Lively, entertaining reviews of, and essays on, old and newer films and everything relating to them, written by professional author William Schoell.

Thursday, March 16, 2017

BEHIND LOCKED DOORS

Portrait of evil: Douglas Fowley
BEHIND LOCKED DOORS (1948). Director: Budd Boetticher.

Reporter Kathy Lawrence (Lucille Bremer) importunes new private eye Ross Stewart (Richard Carlson) to work with her to find a missing corrupt judge whose capture will net them $5000 a piece. The only problem is that Ross will have to get himself committed to the La Siesta sanitarium where Kathy is sure the judge is hiding. Once inside the institution, Ross discovers there's more corruption and danger than  he ever anticipated. Carlson is fine as the flip, overly insouciant private eye who discovers some situations are more serious than others, and Bremer [Till the Clouds Roll By] is okay, but the most striking performance is from Douglas Fowley [He's a Cockeyed Wonder] as the sadistic and utterly evil attendant, Larson. Thomas Browne Henry is fine as the head of the institution and there's nice work from Ralf Harolde [Night Nurse] as Dobbs, another, nicer attendant. A fully grown Dicke Moore plays a young patient who is actually Dobbs' son. John Holland plays a state psychiatrist, Kathleen Freeman has a bit as a nurse, and Tor Johnson plays another inmate who tries to box Carlson to bits in the film's liveliest sequence.
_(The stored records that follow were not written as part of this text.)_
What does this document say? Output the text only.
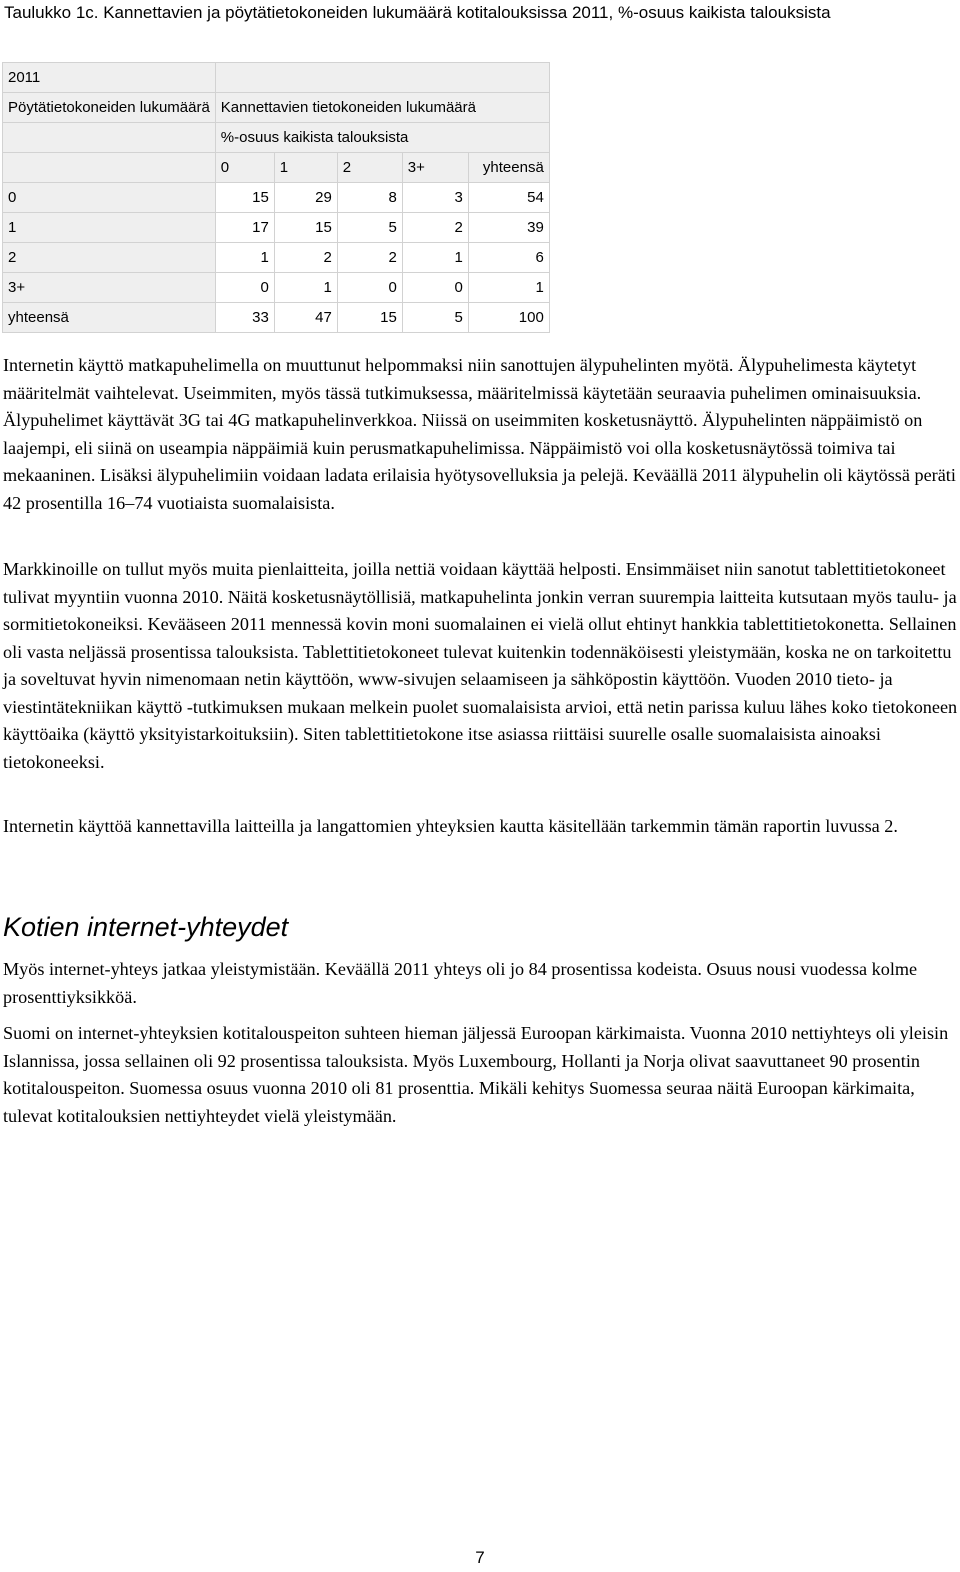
Taulukko 1c. Kannettavien ja pöytätietokoneiden lukumäärä kotitalouksissa 2011, %-osuus kaikista talouksista
2011					
Pöytätietokoneiden lukumäärä	Kannettavien tietokoneiden lukumäärä				
	%-osuus kaikista talouksista				
	0	1	2	3+	yhteensä
0	15	29	8	3	54
1	17	15	5	2	39
2	1	2	2	1	6
3+	0	1	0	0	1
yhteensä	33	47	15	5	100

Internetin käyttö matkapuhelimella on muuttunut helpommaksi niin sanottujen älypuhelinten myötä. Älypuhelimesta käytetyt määritelmät vaihtelevat. Useimmiten, myös tässä tutkimuksessa, määritelmissä käytetään seuraavia puhelimen ominaisuuksia. Älypuhelimet käyttävät 3G tai 4G matkapuhelinverkkoa. Niissä on useimmiten kosketusnäyttö. Älypuhelinten näppäimistö on laajempi, eli siinä on useampia näppäimiä kuin perusmatkapuhelimissa. Näppäimistö voi olla kosketusnäytössä toimiva tai mekaaninen. Lisäksi älypuhelimiin voidaan ladata erilaisia hyötysovelluksia ja pelejä. Keväällä 2011 älypuhelin oli käytössä peräti 42 prosentilla 16–74 vuotiaista suomalaisista.

Markkinoille on tullut myös muita pienlaitteita, joilla nettiä voidaan käyttää helposti. Ensimmäiset niin sanotut tablettitietokoneet tulivat myyntiin vuonna 2010. Näitä kosketusnäytöllisiä, matkapuhelinta jonkin verran suurempia laitteita kutsutaan myös taulu- ja sormitietokoneiksi. Kevääseen 2011 mennessä kovin moni suomalainen ei vielä ollut ehtinyt hankkia tablettitietokonetta. Sellainen oli vasta neljässä prosentissa talouksista. Tablettitietokoneet tulevat kuitenkin todennäköisesti yleistymään, koska ne on tarkoitettu ja soveltuvat hyvin nimenomaan netin käyttöön, www-sivujen selaamiseen ja sähköpostin käyttöön. Vuoden 2010 tieto- ja viestintätekniikan käyttö -tutkimuksen mukaan melkein puolet suomalaisista arvioi, että netin parissa kuluu lähes koko tietokoneen käyttöaika (käyttö yksityistarkoituksiin). Siten tablettitietokone itse asiassa riittäisi suurelle osalle suomalaisista ainoaksi tietokoneeksi.

Internetin käyttöä kannettavilla laitteilla ja langattomien yhteyksien kautta käsitellään tarkemmin tämän raportin luvussa 2.

Kotien internet-yhteydet

Myös internet-yhteys jatkaa yleistymistään. Keväällä 2011 yhteys oli jo 84 prosentissa kodeista. Osuus nousi vuodessa kolme prosenttiyksikköä.

Suomi on internet-yhteyksien kotitalouspeiton suhteen hieman jäljessä Euroopan kärkimaista. Vuonna 2010 nettiyhteys oli yleisin Islannissa, jossa sellainen oli 92 prosentissa talouksista. Myös Luxembourg, Hollanti ja Norja olivat saavuttaneet 90 prosentin kotitalouspeiton. Suomessa osuus vuonna 2010 oli 81 prosenttia. Mikäli kehitys Suomessa seuraa näitä Euroopan kärkimaita, tulevat kotitalouksien nettiyhteydet vielä yleistymään.

7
I don't know if Behind Locked Doors was the first film to use the premise of a sane man feigning mental illness to get inside an institution for some purpose, but in the early sixties two movies followed suit. In Sam Fuller's Shock Corridor a reporter hopes to win a Pulitzer and Shock Treatment presents a guy whose intention is to get information about some missing moolah. This movie is barely an hour long.

Verdict: Snappy B thriller with a highly sinister Fowley. ***.